The €417.4 million reset of Dryden 52 Euro CLO 2017 for PGIM, which sports the tightest triple-A spread of the three deals, was also notable for its shorter structure, which comprises a 1.5-year non-call and two-year reinvestment period.
Following the busiest quarter on record for new issues, resets and refinancings combined, the cumulative weight of issuance absorbed by the European CLO market has exerted upward pressure on liability spreads, most notably at the top of the capital stack.
As such, market participants note that the market is currently in price discovery mode, with spreads for triple-A notes on new-issue deals over the past month having widened to the mid-to-high 80s, with the market most recently gapping out to a low-to-mid 90s market. Some sources point to early indications that the market is currently at the wide end of this range.
While CLO triple-A spreads remain tight on a historical basis, it remains to be seen what impact further widening would have on issuance going forward, with some CLO resets and refinancings likely to make less economic sense for managers. However, there remains plenty of wood left to chop in regards to resets of less price-sensitive deals dating from 2020, which some believe could crowd-out new CLO issues, while on the new-issue front the asset side is supported by an encouraging loan pipeline.
While the depth of the investor base led to a compression in CLO spreads in the first quarter of 2021, the resulting spike in supply has caused a softening in spreads toward the end of the second quarter, with some investors having stepped back after heavy participation at the start of the year. The glut of CLO resets to come to the market is a major factor, however market participants also point to the relative-value play versus the U.S. CLO product, with sources noting that the U.S. market remains more attractive for those investors who play on both sides of the Atlantic.

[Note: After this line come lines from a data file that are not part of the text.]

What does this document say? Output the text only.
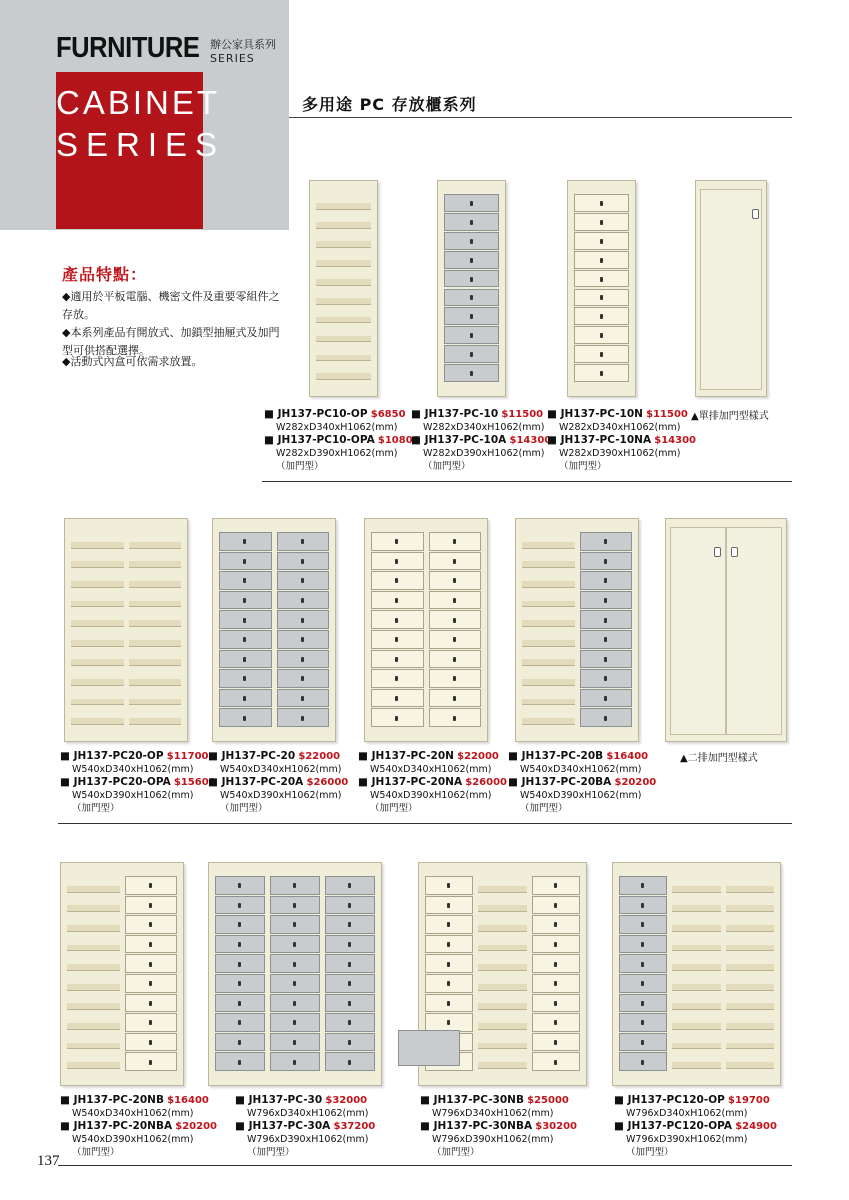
FURNITURE 辦公家具系列
SERIES
CABINET
SERIES
多用途 PC 存放櫃系列
產品特點：
◆適用於平板電腦、機密文件及重要零組件之存放。
◆本系列產品有開放式、加鎖型抽屜式及加門型可供搭配選擇。
◆活動式內盒可依需求放置。
■ JH137-PC10-OP $6850
W282xD340xH1062(mm)
■ JH137-PC10-OPA $10800
W282xD390xH1062(mm)
（加門型）
■ JH137-PC-10 $11500
W282xD340xH1062(mm)
■ JH137-PC-10A $14300
W282xD390xH1062(mm)
（加門型）
■ JH137-PC-10N $11500
W282xD340xH1062(mm)
■ JH137-PC-10NA $14300
W282xD390xH1062(mm)
（加門型）
▲單排加門型樣式
■ JH137-PC20-OP $11700
W540xD340xH1062(mm)
■ JH137-PC20-OPA $15600
W540xD390xH1062(mm)
（加門型）
■ JH137-PC-20 $22000
W540xD340xH1062(mm)
■ JH137-PC-20A $26000
W540xD390xH1062(mm)
（加門型）
■ JH137-PC-20N $22000
W540xD340xH1062(mm)
■ JH137-PC-20NA $26000
W540xD390xH1062(mm)
（加門型）
■ JH137-PC-20B $16400
W540xD340xH1062(mm)
■ JH137-PC-20BA $20200
W540xD390xH1062(mm)
（加門型）
▲二排加門型樣式
■ JH137-PC-20NB $16400
W540xD340xH1062(mm)
■ JH137-PC-20NBA $20200
W540xD390xH1062(mm)
（加門型）
■ JH137-PC-30 $32000
W796xD340xH1062(mm)
■ JH137-PC-30A $37200
W796xD390xH1062(mm)
（加門型）
■ JH137-PC-30NB $25000
W796xD340xH1062(mm)
■ JH137-PC-30NBA $30200
W796xD390xH1062(mm)
（加門型）
■ JH137-PC120-OP $19700
W796xD340xH1062(mm)
■ JH137-PC120-OPA $24900
W796xD390xH1062(mm)
（加門型）
137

"In Europe, if triple-A spreads are in the low-to-mid 80s, even with the floor, it isn’t as attractive as the U.S., where triple-A spreads are in the range of 115-low 120s," commented one CLO manager.

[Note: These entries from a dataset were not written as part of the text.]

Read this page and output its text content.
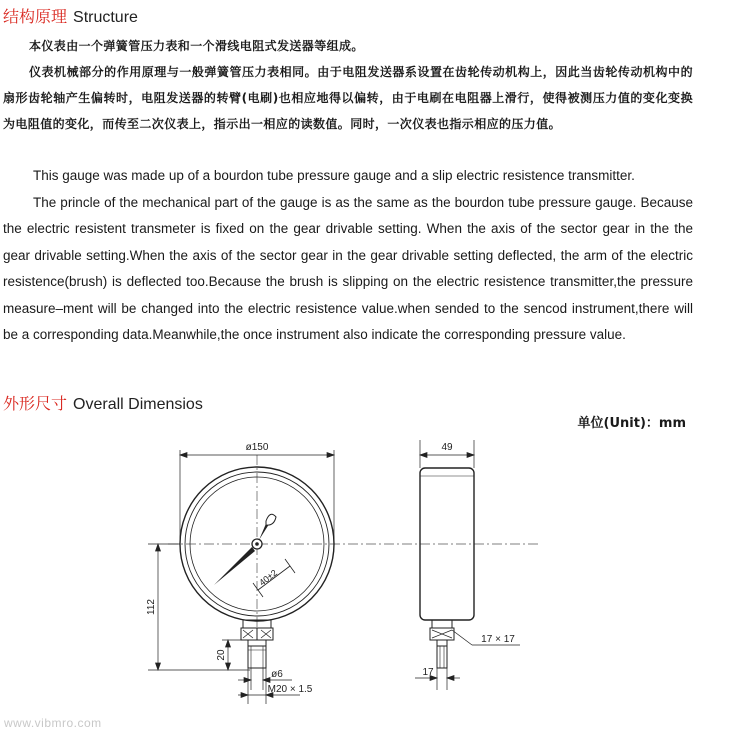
结构原理 Structure

本仪表由一个弹簧管压力表和一个滑线电阻式发送器等组成。

仪表机械部分的作用原理与一般弹簧管压力表相同。由于电阻发送器系设置在齿轮传动机构上，因此当齿轮传动机构中的扇形齿轮轴产生偏转时，电阻发送器的转臂(电刷)也相应地得以偏转，由于电刷在电阻器上滑行，使得被测压力值的变化变换为电阻值的变化，而传至二次仪表上，指示出一相应的读数值。同时，一次仪表也指示相应的压力值。

This gauge was made up of a bourdon tube pressure gauge and a slip electric resistence transmitter.

The princle of the mechanical part of the gauge is as the same as the bourdon tube pressure gauge. Because the electric resistent transmeter is fixed on the gear drivable setting. When the axis of the sector gear in the the gear drivable setting.When the axis of the sector gear in the gear drivable setting deflected, the arm of the electric resistence(brush) is deflected too.Because the brush is slipping on the electric resistence transmitter,the pressure measure–ment will be changed into the electric resistence value.when sended to the sencod instrument,there will be a corresponding data.Meanwhile,the once instrument also indicate the corresponding pressure value.

外形尺寸 Overall Dimensios
单位(Unit)：mm
ø150	49
112
20
ø6
M20 × 1.5
17 × 17
17
40±2
www.vibmro.com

With roughly eight weeks remaining until the traditional late-summer break for CLOs and leveraged finance, some are gearing up for a busy period of issuance in the run-up to that hiatus. Upwards of 50 CLO warehouses are understood to currently be open, and while not all are expected to come to the market this year, many managers have spoken of their confidence in being able to ramp comfortably in the European primary loan market so far, with liability spreads the prevailing factor in terms of timing.
Should spreads widen further, sources note, the impact is likely to play out for the most part on resets and refinancings of pre-2020 vehicles. "If they gap wider, then resets will slow down and the market becomes all about new issues," commented one CLO manager. However, others argue that if spreads were to widen further, then new issues may also take a back-seat.

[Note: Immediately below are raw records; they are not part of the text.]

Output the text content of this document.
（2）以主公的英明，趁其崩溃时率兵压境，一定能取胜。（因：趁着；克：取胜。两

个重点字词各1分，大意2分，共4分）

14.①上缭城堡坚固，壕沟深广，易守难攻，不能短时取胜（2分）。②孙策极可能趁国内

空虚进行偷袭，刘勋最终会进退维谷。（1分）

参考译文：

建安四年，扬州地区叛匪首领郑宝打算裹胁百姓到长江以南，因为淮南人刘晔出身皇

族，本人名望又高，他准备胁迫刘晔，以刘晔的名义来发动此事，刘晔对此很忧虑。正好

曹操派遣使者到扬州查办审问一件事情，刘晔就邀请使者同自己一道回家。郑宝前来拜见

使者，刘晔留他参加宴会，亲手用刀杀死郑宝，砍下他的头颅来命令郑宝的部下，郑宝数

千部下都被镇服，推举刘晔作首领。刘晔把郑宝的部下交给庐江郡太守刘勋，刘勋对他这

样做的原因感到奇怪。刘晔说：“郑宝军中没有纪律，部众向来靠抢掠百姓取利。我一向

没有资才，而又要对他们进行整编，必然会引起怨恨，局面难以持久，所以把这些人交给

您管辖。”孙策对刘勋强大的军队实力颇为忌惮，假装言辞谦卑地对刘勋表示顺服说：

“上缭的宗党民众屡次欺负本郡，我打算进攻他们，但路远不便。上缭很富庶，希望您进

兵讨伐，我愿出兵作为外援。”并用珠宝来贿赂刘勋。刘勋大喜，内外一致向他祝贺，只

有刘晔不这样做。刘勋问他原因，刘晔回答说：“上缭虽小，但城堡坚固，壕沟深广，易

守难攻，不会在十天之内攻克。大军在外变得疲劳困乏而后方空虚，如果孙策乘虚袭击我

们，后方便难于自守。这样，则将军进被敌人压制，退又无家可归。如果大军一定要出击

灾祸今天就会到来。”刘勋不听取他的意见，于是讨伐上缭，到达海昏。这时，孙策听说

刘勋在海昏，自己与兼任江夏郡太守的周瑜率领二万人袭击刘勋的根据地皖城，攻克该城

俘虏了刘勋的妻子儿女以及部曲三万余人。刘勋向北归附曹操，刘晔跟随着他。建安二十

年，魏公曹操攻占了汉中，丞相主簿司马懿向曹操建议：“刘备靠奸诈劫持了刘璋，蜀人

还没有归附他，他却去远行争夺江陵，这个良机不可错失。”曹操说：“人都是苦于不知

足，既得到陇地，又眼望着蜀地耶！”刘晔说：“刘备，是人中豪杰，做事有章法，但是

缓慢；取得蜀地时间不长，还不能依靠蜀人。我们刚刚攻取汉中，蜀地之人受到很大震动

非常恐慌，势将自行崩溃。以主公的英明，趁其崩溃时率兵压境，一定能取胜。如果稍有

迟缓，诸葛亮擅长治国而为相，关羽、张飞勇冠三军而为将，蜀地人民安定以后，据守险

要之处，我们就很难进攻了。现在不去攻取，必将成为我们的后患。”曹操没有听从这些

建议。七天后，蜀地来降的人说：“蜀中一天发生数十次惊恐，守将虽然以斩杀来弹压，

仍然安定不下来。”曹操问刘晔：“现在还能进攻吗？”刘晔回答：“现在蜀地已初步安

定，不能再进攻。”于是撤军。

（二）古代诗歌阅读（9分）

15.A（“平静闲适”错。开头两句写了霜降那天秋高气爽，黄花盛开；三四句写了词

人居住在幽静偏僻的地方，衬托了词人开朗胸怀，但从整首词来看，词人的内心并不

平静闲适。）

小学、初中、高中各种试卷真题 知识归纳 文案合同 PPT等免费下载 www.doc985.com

Regardless of where spreads go, resets of 2020 vehicles are expected to make up a hearty chunk of issuance in the run up to the summer. These deals, which priced last year with a one-year non-call period, are far less price-sensitive given the eye-watering spreads that were locked in following the onset of the pandemic.
Last week’s reset of Avoca CLO XXIV for KKR Credit Advisors was one such deal. The original €339.125 million vehicle priced in April 2020 at 170 bps across the bulk of the triple-A notes (or 195 bps on a discount margin basis), with a weighted average cost of capital of 224 bps, according to LCD. The reset increased the size of the deal to €515.625 million, pricing at 90 bps at the top of the stack, while the non-call and reinvestment periods were pushed out by 1.5 years and 4.5 years, respectively.
"The majority of non-calls end before the end of August this year, so we expect issuance will be heavy from the second part of June and July," concludes another CLO manager. "You could expect new issues to wait as a result."